Charley Baker était chargé du barbecue, mais il aurait aussi bien pu organiser toute cette foutue fête par ce que c'était lui qui avait le plus gros boulot. Il avait acheté le bœuf, tout un gros arrière-train, et il l'avait fait mariner trois jours dans une sauce qu'il avait préparé lui-même. Et puis, la veille au matin, il avait transporté le quartier de bœuf jusqu'à Spanish Fork, à un peu plus de cent cinquante kilomètres de Tolele, après l'avoir d'abord enveloppé dans de la gaze pour qu'il ne se dessèche pas, ensuite il avait enroulé tout autour du papier brun et avait mis le tout dans un sac.
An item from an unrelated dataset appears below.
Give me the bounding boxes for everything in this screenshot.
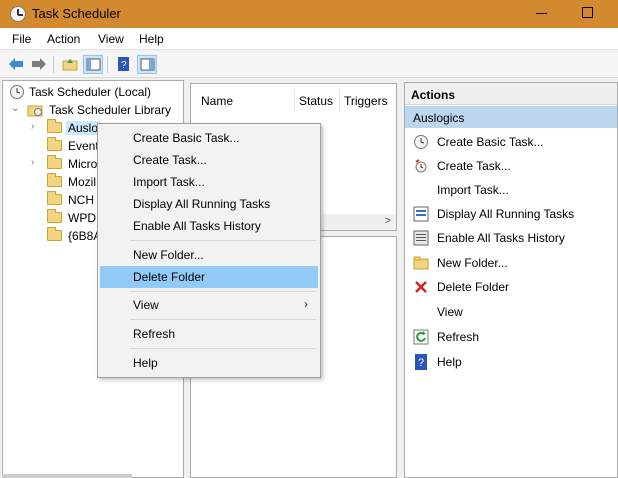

Bien sûr, il n'avait cessé de l'arroser pendant tout le temps qu'il creusait cet énorme trou dans le jardin de Stein, une vraie petite tranchée, et puis il l'avait tapissée de pierres qu'il avait dû déterrer lui-même, et il avait allumé un feu qu'il avait surveillé pendant des heures pour que les pierres soient brûlantes. Il fallait avoir des pierres plus brûlantes que l'enfer pour un barbecue réussi. L'idée, c'était de déposer le quartier de bœuf tout enveloppé et puis — il y avait là-dessus deux théories — ou bien entasser de la terre par-dessus ou bien, comme préférait Charley, utiliser un couvercle de façon à pouvoir venir arroser la toile de sac de temps en temps. Ça faisait une viande vraiment plus juteuse et tendre.

Norman Mailer, Le chant du bourreau [1979], trad. Jean Rosenthal, Paris, Pavillon poche Robert Laffont, 1980, 2008, p. 217.